Otro filósofo, Estanislao Zuleta, cuyo ámbito frecuentó Castro, además de reconocerle talento para el ajedrez y la lectura, lo consideró una promesa para el mundo intelectual. Castro no tenía interés de figurar ni en el mundo del ajedrez. Vivía ese deporte. Y punto.
En su forma de ejercer el ajedrez había belleza, talento, estudio, arrojo, audacia, originalidad, estudio, rebeldía. Daban ganas de sacar a bailar a la dama de su ajedrez.
En Bogotá, era usual encontrarlo en uno de sus sitios preferidos: El Lásker, de la 22 con carrera Séptima, segundo piso, sin ascensor. Allí tomé tinto con el insólito trebejista. La mesera le ordenó que pagara mi tinto por adelantado. Solía agarrar su propia leyenda y se iba sin pagar. No por malandro, sino porque ¿qué es esa pendejada de pagar por consumir algo? Si su dinero era del prójimo, lo del prójimo era suyo y sanseacabó. Un óleo de su cara cuelga de la pared del Lásker. El día que lo vi estudiaba un libro de ajedrez, en el idioma de Fischer.
Castro se graduó como mecenas de vagabundos. Ejemplo: Un colega suyo español contó que de regreso al hotel en Madrid, encontró a un hombre que dormía en la calle en pleno invierno. Se quitó su chaqueta y lo cubrió con ella. Le advirtieron que en uno de los bolsillos estaba la plata del premio. “¿Se imaginan su alegría cuando descubra el dinero?”, preguntó el insólito Castro. Daba de lo que tenía y de lo que le hacía falta.
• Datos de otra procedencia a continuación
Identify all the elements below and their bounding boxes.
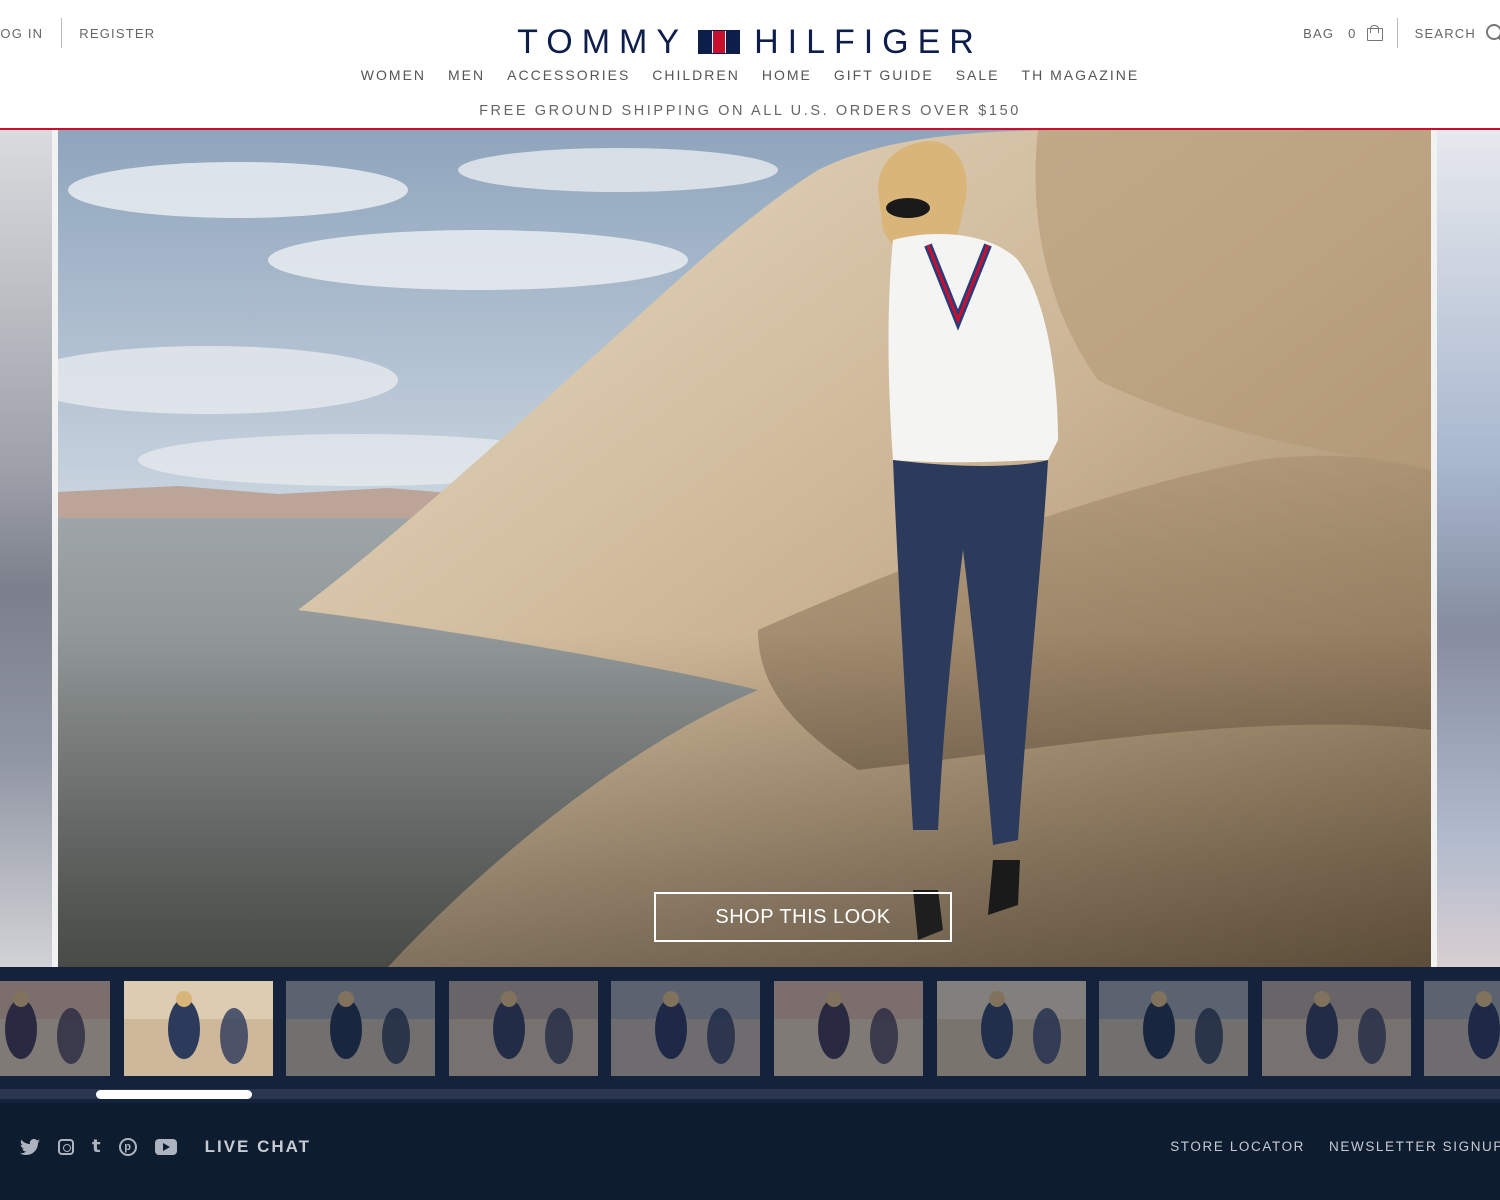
live-chat-link[interactable]: LIVE CHAT [205, 1137, 311, 1157]
hero-image: SHOP THIS LOOK [58, 130, 1431, 967]
shipping-promo-banner[interactable]: FREE GROUND SHIPPING ON ALL U.S. ORDERS … [0, 103, 1500, 119]
nav-item-men[interactable]: MEN [437, 66, 496, 84]
site-header: LOG IN REGISTER TOMMY HILFIGER BAG 0 SEA… [0, 0, 1500, 130]
shopping-bag-icon[interactable] [1366, 25, 1383, 41]
nav-item-women[interactable]: WOMEN [350, 66, 437, 84]
thumbnail-8[interactable] [1099, 981, 1249, 1076]
bag-count[interactable]: 0 [1348, 26, 1356, 41]
thumbnail-9[interactable] [1261, 981, 1411, 1076]
thumbnail-2[interactable] [123, 981, 273, 1076]
next-slide-image[interactable] [1437, 130, 1500, 967]
thumbnail-3[interactable] [286, 981, 436, 1076]
nav-item-gift-guide[interactable]: GIFT GUIDE [823, 66, 945, 84]
search-icon[interactable] [1486, 24, 1500, 42]
newsletter-signup-link[interactable]: NEWSLETTER SIGNUP [1329, 1139, 1500, 1154]
main-nav: WOMEN MEN ACCESSORIES CHILDREN HOME GIFT… [0, 66, 1500, 84]
nav-item-home[interactable]: HOME [751, 66, 823, 84]
site-footer: t p LIVE CHAT STORE LOCATOR NEWSLETTER S… [0, 1103, 1500, 1200]
tommy-hilfiger-logo[interactable]: TOMMY HILFIGER [0, 24, 1500, 60]
thumbnail-scrollbar-handle[interactable] [96, 1090, 252, 1099]
tumblr-icon[interactable]: t [92, 1136, 101, 1157]
nav-item-accessories[interactable]: ACCESSORIES [496, 66, 641, 84]
thumbnail-6[interactable] [774, 981, 923, 1076]
search-link[interactable]: SEARCH [1415, 26, 1476, 41]
flag-logo-icon [698, 30, 741, 54]
footer-links: STORE LOCATOR NEWSLETTER SIGNUP [1170, 1139, 1500, 1154]
pinterest-icon[interactable]: p [118, 1137, 137, 1156]
thumbnail-strip [0, 967, 1500, 1103]
youtube-icon[interactable] [154, 1138, 187, 1155]
thumbnail-5[interactable] [611, 981, 761, 1076]
logo-text-right: HILFIGER [754, 23, 983, 61]
nav-item-sale[interactable]: SALE [945, 66, 1011, 84]
thumbnail-7[interactable] [936, 981, 1086, 1076]
instagram-icon[interactable] [58, 1138, 74, 1155]
divider [1396, 18, 1398, 48]
logo-text-left: TOMMY [517, 23, 689, 61]
bag-link[interactable]: BAG [1303, 26, 1334, 41]
thumbnail-10[interactable] [1424, 981, 1500, 1076]
hero-carousel: SHOP THIS LOOK [0, 130, 1500, 967]
twitter-icon[interactable] [20, 1138, 40, 1155]
previous-slide-image[interactable] [0, 130, 52, 967]
social-links: t p LIVE CHAT [20, 1136, 311, 1157]
nav-item-children[interactable]: CHILDREN [641, 66, 751, 84]
shop-this-look-button[interactable]: SHOP THIS LOOK [654, 892, 952, 942]
thumbnail-1[interactable] [0, 981, 110, 1076]
utility-links: BAG 0 SEARCH [1303, 18, 1500, 48]
nav-item-th-magazine[interactable]: TH MAGAZINE [1011, 66, 1151, 84]
store-locator-link[interactable]: STORE LOCATOR [1170, 1139, 1305, 1154]
thumbnail-4[interactable] [448, 981, 598, 1076]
En Praga se ganó en un torneo una artística figura del ajedrez en cristal de Bohemia. No reclamó el premio. Lo monitorearon por todas partes hasta que le hicieron llegar el trofeo a su casa en Medellín. Se lo regaló al primer amigo que se enamoró de él. La anécdota la cuenta su hermana Olinda.
Luis Alberto Palinuro Arango, su amigo librero de Medellín, hablando de Óscar sintetiza: “Un generoso, en eso era inmensamente rico. Lo era a manos llenas, con todo lo que recibía, y así esperaba que fuera el prójimo”.
En Manizales tenía su club de fans. “Era el hombre más libre que conocí en mi vida”, resumió Luis H. Aristizábal. Ese podría ser su epitafio.